Vers 16 heures, un bateau de pêche vient vers nous. Il a le look asiatique : c’est un trimaran et des petites bankas sont saisies sur les bras de liaison des flotteurs.
Elles sont l'équivalent des doris des morutiers des bancs de Terre-Neuve.
Il met trois bankas à l'eau.
Très rapides et très manouvrantes, elles viennent le long de mon bord pour échanger poissons contre cigarettes.
Mardi 10 janvier
Nous arrivons pour aujourd’hui.
Le capitaine mémorise au maximum les atterrages et recherche la meilleure route pour cette arrivée dans le gros temps.
Nous allons contourner la pointe Nord de l’île de Dinagat.
A 13h30, après deux empannages, la Pointe Désolation est doublée ainsi que les deux îlots Kayasa.
La mer est moins forte mais le vent monte à 30 nœuds.
Ma grand-voile est affalée et je file à 10 nœuds avec les 2 m² de foc.

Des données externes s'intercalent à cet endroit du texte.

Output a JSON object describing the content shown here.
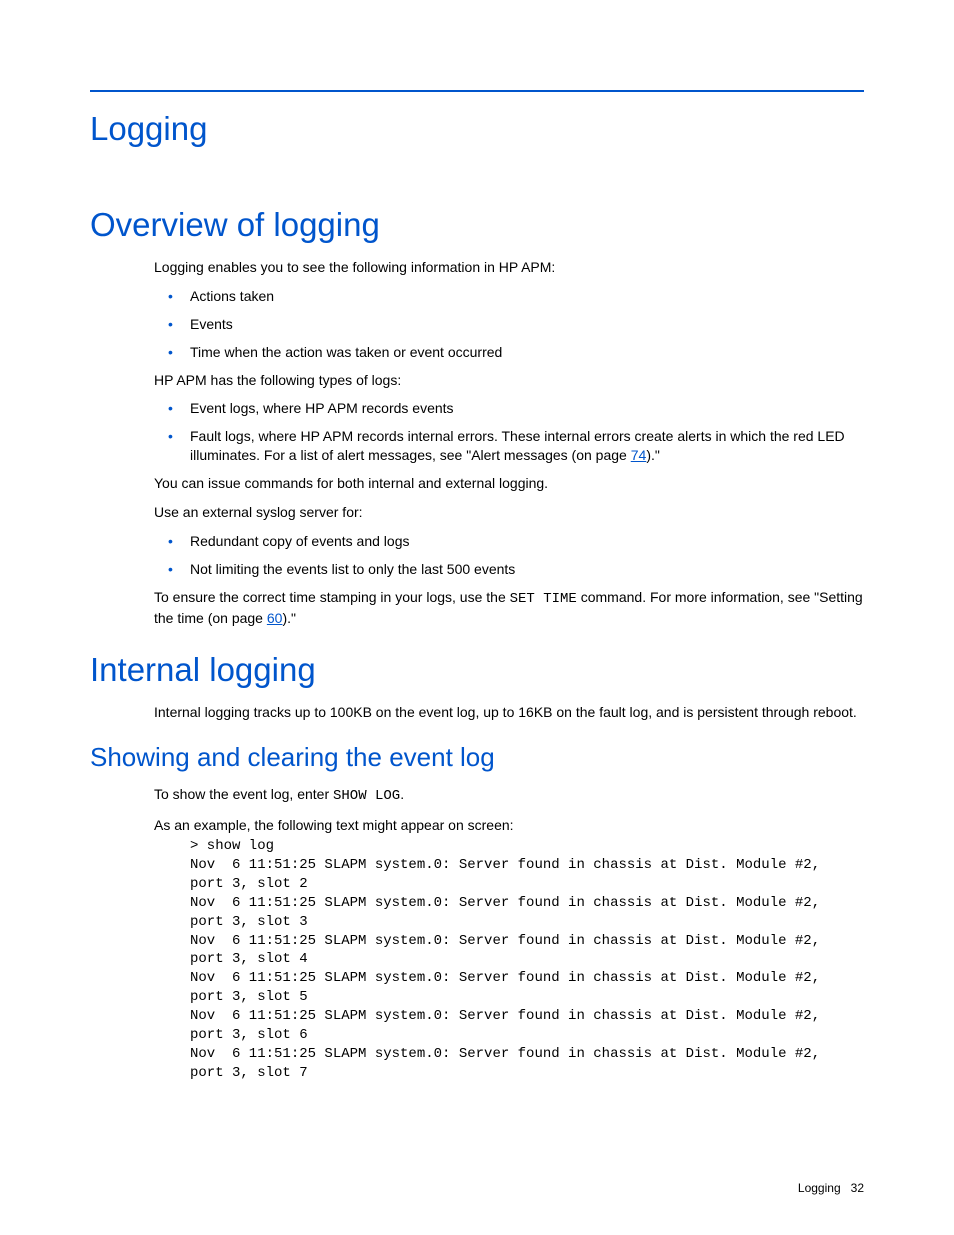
{
  "chapter_title": "Logging",
  "section_overview": {
    "heading": "Overview of logging",
    "intro": "Logging enables you to see the following information in HP APM:",
    "bullets1": {
      "b0": "Actions taken",
      "b1": "Events",
      "b2": "Time when the action was taken or event occurred"
    },
    "types_intro": "HP APM has the following types of logs:",
    "bullets2": {
      "b0": "Event logs, where HP APM records events",
      "b1_pre": "Fault logs, where HP APM records internal errors. These internal errors create alerts in which the red LED illuminates. For a list of alert messages, see \"Alert messages (on page ",
      "b1_link": "74",
      "b1_post": ").\""
    },
    "p_both": "You can issue commands for both internal and external logging.",
    "p_syslog": "Use an external syslog server for:",
    "bullets3": {
      "b0": "Redundant copy of events and logs",
      "b1": "Not limiting the events list to only the last 500 events"
    },
    "timestamp": {
      "pre": "To ensure the correct time stamping in your logs, use the ",
      "code": "SET TIME",
      "mid": " command. For more information, see \"Setting the time (on page ",
      "link": "60",
      "post": ").\""
    }
  },
  "section_internal": {
    "heading": "Internal logging",
    "p": "Internal logging tracks up to 100KB on the event log, up to 16KB on the fault log, and is persistent through reboot."
  },
  "section_show": {
    "heading": "Showing and clearing the event log",
    "p1_pre": "To show the event log, enter ",
    "p1_code": "SHOW LOG",
    "p1_post": ".",
    "p2": "As an example, the following text might appear on screen:",
    "log": "> show log\nNov  6 11:51:25 SLAPM system.0: Server found in chassis at Dist. Module #2,\nport 3, slot 2\nNov  6 11:51:25 SLAPM system.0: Server found in chassis at Dist. Module #2,\nport 3, slot 3\nNov  6 11:51:25 SLAPM system.0: Server found in chassis at Dist. Module #2,\nport 3, slot 4\nNov  6 11:51:25 SLAPM system.0: Server found in chassis at Dist. Module #2,\nport 3, slot 5\nNov  6 11:51:25 SLAPM system.0: Server found in chassis at Dist. Module #2,\nport 3, slot 6\nNov  6 11:51:25 SLAPM system.0: Server found in chassis at Dist. Module #2,\nport 3, slot 7"
  },
  "footer": {
    "label": "Logging",
    "page": "32"
  }
}
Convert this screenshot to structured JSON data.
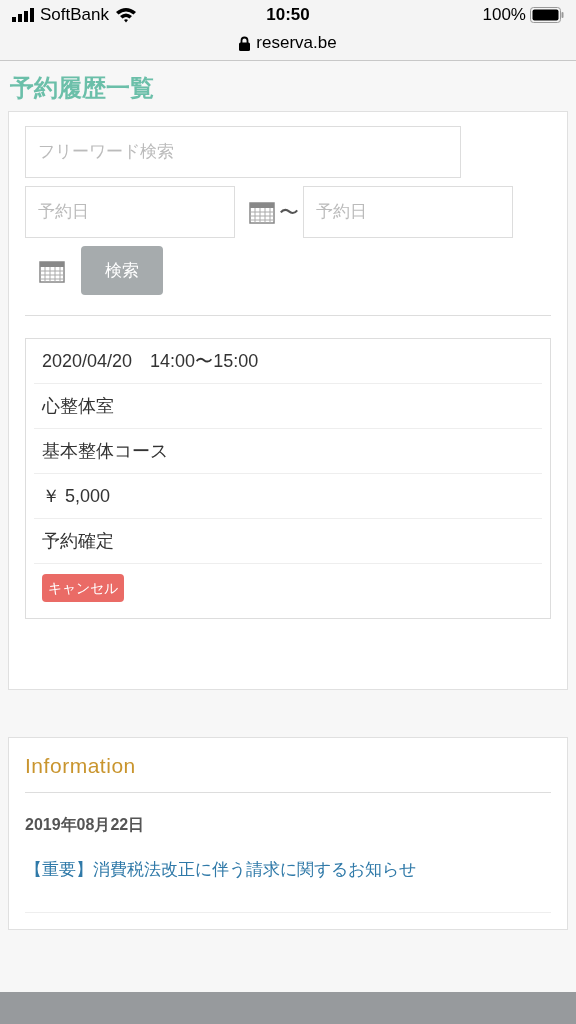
{
  "status_bar": {
    "carrier": "SoftBank",
    "time": "10:50",
    "battery": "100%",
    "url": "reserva.be"
  },
  "page_title": "予約履歴一覧",
  "search": {
    "keyword_placeholder": "フリーワード検索",
    "date_from_placeholder": "予約日",
    "separator": "〜",
    "date_to_placeholder": "予約日",
    "button": "検索"
  },
  "reservations": [
    {
      "datetime": "2020/04/20　14:00〜15:00",
      "shop": "心整体室",
      "course": "基本整体コース",
      "price": "￥ 5,000",
      "status": "予約確定",
      "cancel_button": "キャンセル"
    }
  ],
  "information": {
    "title": "Information",
    "items": [
      {
        "date": "2019年08月22日",
        "link": "【重要】消費税法改正に伴う請求に関するお知らせ"
      }
    ]
  }
}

L’approche finale vers Loreto se fait aux moteurs, vent de face.
La visibilité varie de faible à nulle suivant les grains.
A 14h20, je suis mouillé devant Loreto, face à la rivière Kanbinlio qui déverse ses eaux boueuses dans la mer.
La pluie continue de tomber et le vent de souffler.
Le capitaine est ravi d’en finir avec cette traversée musclée.
Il m’a fallu 5 jours et 5 heures pour couvrir les 780 miles depuis Yap.
_________________________________________________________________
AU REVOIR OCEAN PACIFIQUE
L’Océan Pacifique est derrière nous.
En deux ans et demi, j'y ai mouillé mon ancre 80 fois. Mes sillages l'ont marqué sur 13100 miles pendant l’équivalent de 95 jours de mer.
Depuis la Grande Motte, ma trace à la surface de la mer est de 30 000 miles : c'est plus qu'un tour du monde par les trois caps ! En 210 jours, je suis loin des records.
_________________________________________________________________
PHILIPPINES
– ILE DE DINAGAT – LORETO
La pluie cesse et permet de découvrir le paysage qui nous entoure.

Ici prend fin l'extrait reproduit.